Inside the Academics Studio

To view the Webcast, click here.

On Feb. 21, the third installment of the College's "Inside the Academics Studio" series featured
Cynthia Herrup, professor of history and law, interviewed by historian Peter Mancall. Herrup and Mancall discussed the study of journalism as preparation for a career as a historian, why academic writing should be accessible and how a book can bloom from frustration with another project.

Herrup writes on the relationship of law — particularly criminal law — and culture in early-modern English societies, as well as on the history of gender and sexuality.
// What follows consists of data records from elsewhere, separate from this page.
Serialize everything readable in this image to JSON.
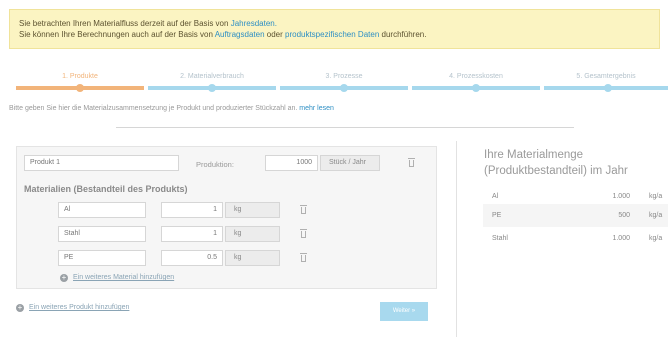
{
  "notice": {
    "line1_prefix": "Sie betrachten Ihren Materialfluss derzeit auf der Basis von",
    "line1_link": "Jahresdaten.",
    "line2_prefix": "Sie können Ihre Berechnungen auch auf der Basis von",
    "line2_link1": "Auftragsdaten",
    "line2_mid": "oder",
    "line2_link2": "produktspezifischen Daten",
    "line2_suffix": "durchführen."
  },
  "steps": [
    {
      "label": "1. Produkte",
      "active": true
    },
    {
      "label": "2. Materialverbrauch",
      "active": false
    },
    {
      "label": "3. Prozesse",
      "active": false
    },
    {
      "label": "4. Prozesskosten",
      "active": false
    },
    {
      "label": "5. Gesamtergebnis",
      "active": false
    }
  ],
  "colors": {
    "active_step": "#f2b47a",
    "inactive_step": "#a6d8ed",
    "accent_link": "#2e8fc4",
    "button": "#a8d9ee"
  },
  "intro": {
    "text": "Bitte geben Sie hier die Materialzusammensetzung je Produkt und produzierter Stückzahl an.",
    "more_link": "mehr lesen"
  },
  "product": {
    "name": "Produkt 1",
    "production_label": "Produktion:",
    "production_value": "1000",
    "production_unit": "Stück / Jahr",
    "materials_heading": "Materialien (Bestandteil des Produkts)",
    "materials": [
      {
        "name": "Al",
        "qty": "1",
        "unit": "kg"
      },
      {
        "name": "Stahl",
        "qty": "1",
        "unit": "kg"
      },
      {
        "name": "PE",
        "qty": "0.5",
        "unit": "kg"
      }
    ],
    "add_material": "Ein weiteres Material hinzufügen"
  },
  "add_product": "Ein weiteres Produkt hinzufügen",
  "next_button": "Weiter »",
  "summary": {
    "title_line1": "Ihre Materialmenge",
    "title_line2": "(Produktbestandteil) im Jahr",
    "rows": [
      {
        "material": "Al",
        "value": "1.000",
        "unit": "kg/a"
      },
      {
        "material": "PE",
        "value": "500",
        "unit": "kg/a"
      },
      {
        "material": "Stahl",
        "value": "1.000",
        "unit": "kg/a"
      }
    ]
  },
  "icons": {
    "delete": "trash-icon",
    "add": "plus-circle-icon"
  }
}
Her first book, The Common Peace: Participation and the Criminal Law in Seventeenth-Century England (Cambridge University Press, 1989), explored how communities working without lawyers made decisions about law enforcement. Her second, A House in Gross Disorder: Sex, Law and the Trial of the 2nd Earl of Castlehaven (Oxford University Press, 2001), used a notorious trial to explore how law reflected tensions between genders and generations.

Peter Mancall, director the USC-Huntington Early Modern Studies Institute, is an expert on early America, the early modern Atlantic world and early Native American history. His books include Hakluyt’s Promise: An Elizabethan’s Obsession for an English America (Yale University Press, 2007) and At the Edge of Empire: The Backcountry in British North America (Johns Hopkins University Press, 2004).